Tanto che nei primi del Novecento abbiamo, per esempio le lotte agrarie ove i braccianti, (e per tali non s’indicava forse chi invece di persona era solo braccia?) e lo stesso accade per i lavoratori della nascente industria, i quali rivendicano il riconoscimento di basilari diritti che affondano nel soddisfacimento dei bisogni primari.

Senza aggiungere altro, che, per altro, esulerebbe da questo scritto, e potrebbe anche annoiare, sintetizzerei questo periodo citando, da un lato, la Sinfonia "Renana" di Shumann ove riecheggia il senso d’appagamento di un lavoro operoso e positivo: il moderno che avanza. Dall’altro lato il quadro, famoso, "La fiumana" di Pelizza de Volpedo nel quale la folla di lavoratori, che comincia ad unirsi sintetizza il passaggio da sudditi a cittadini, da strumenti passivi ad attori del cambiamento che prendono coscienza di sè.

Che c’entra la P.A. in tutto ciò?

In tutti questi cambiamenti epocali e con momenti di maggiore o minore apertura essa ha cercato di adeguarsi, ma sempre e soltanto modificando le modalità di azione, non la struttura che è continuata ad essere sempre quella verticale, verticistica, funzionale al sistema di governo e non ai bisogni dei cittadini che sono rimasti, nonostante i cambiamenti, considerati sudditi.

Come dice Luciano Barca [b] la P.A. ha operato sempre in regime di ’separazione’, cioè di chiusura nel proprio individualismo e non di ’distinzione’, termine che esprime un concetto comunitario che, comunque, recepisce le diversità.

Il cittadino non ha avuto mai altro stimolo, se non la obbligata necessità, a rivolgersi alla P.A., avvertendo sempre la estraneità di questa struttura nata invece per essere non solo il suo collegamento con la Società, ma anche la sua garante.

Come per la giurisprudenza di tipo latino il cittadino deve dimostrare la sua ’innocenza’, per es. il pagamento di una bolletta, od il vecchio pagamento di un bollo auto, anche se l’errore è della P.A. e non questa ha l’onere della prova della ’colpevolezza’ come per gli anglosassoni.

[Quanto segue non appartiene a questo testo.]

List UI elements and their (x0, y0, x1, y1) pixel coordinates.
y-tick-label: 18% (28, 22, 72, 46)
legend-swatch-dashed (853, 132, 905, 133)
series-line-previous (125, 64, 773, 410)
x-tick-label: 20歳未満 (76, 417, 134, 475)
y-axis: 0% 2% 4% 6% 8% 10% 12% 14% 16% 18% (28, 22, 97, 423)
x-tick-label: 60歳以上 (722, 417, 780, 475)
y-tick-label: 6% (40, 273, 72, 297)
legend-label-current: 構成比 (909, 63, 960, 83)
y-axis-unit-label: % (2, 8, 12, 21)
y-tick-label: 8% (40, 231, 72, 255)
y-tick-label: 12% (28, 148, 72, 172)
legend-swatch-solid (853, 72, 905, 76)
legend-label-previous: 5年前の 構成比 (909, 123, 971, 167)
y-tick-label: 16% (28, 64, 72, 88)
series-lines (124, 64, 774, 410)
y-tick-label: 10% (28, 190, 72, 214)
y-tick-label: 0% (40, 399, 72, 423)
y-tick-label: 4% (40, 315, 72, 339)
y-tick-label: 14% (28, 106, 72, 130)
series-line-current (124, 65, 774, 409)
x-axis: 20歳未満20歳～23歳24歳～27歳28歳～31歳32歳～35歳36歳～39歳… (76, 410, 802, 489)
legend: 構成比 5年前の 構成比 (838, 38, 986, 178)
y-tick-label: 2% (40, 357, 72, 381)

Così si spiega come ’nel sentir comune’, per esempio. ben dimostrato anche nella favolistica popolare, vedi Pinocchio, lo Stato, nel caso raffigurato nei Carabinieri, appare come un indifferente, distante, esecutore di azioni da cui, comunque, se và bene, è meglio non aver a che fare.

Alle mie figlie sin da piccole ho sempre detto: "se vi perdete od avete qualche problema e non ci sono mamma o papà, rivolgetevi a quei signori vestiti così, descrivendo la divisa, loro penseranno a riportarvi da noi".

Perchè non riesco ad affidarmi con la stessa fiducia alla P.A.?

Solo recentemente si stà tentando una sorta di rivoluzione copernicana: finiamo questa parte "antica"per avvicinarci all’attuale, ricordando ancora un punto nodale da tenere ben a memoria:

"L’errore fondamentale" secondo Guglielmo Giannini.

Quest’autore nel suo libro "La folla" descrive quello che, a suo avviso, costituisce l’errore fondamentale dei politici: questi sono eletti dal popolo e sono i suoi rappresentanti, i suoi ministri, il cui termine egli fà, giustamente, derivare dal latino: minister = servo: Essi sono perciò non tanto servi (nessuno può essere servo di nessuno!) quanto al servizio dei cittadini elettori come artefici della loro volontà.

L’errore fondamentale per Giannini è dato dal fatto che il politico eletto capovolge il concetto e considera suoi servi i cittadini ed utilizza la P.A., una struttura di gestione dello Stato, come lo strumento per realizzare ciò: da questo "peccato originale" deriva, a mio avviso, la crisi "antica" ancora così profondamente presente. È ’separazione’ secondo il concetto di Barca2.


[b] Luciano Barca Convegno Ambiente e lavoro: “Contraddizione ambientale e mercato del lavoro” da Proteo N° 3/ 2000 pag 8.

[b] Luciano Barca “Del capitalismo e dell’arte di costruire ponti”, Donzelli Editore Roma 18/2/2000.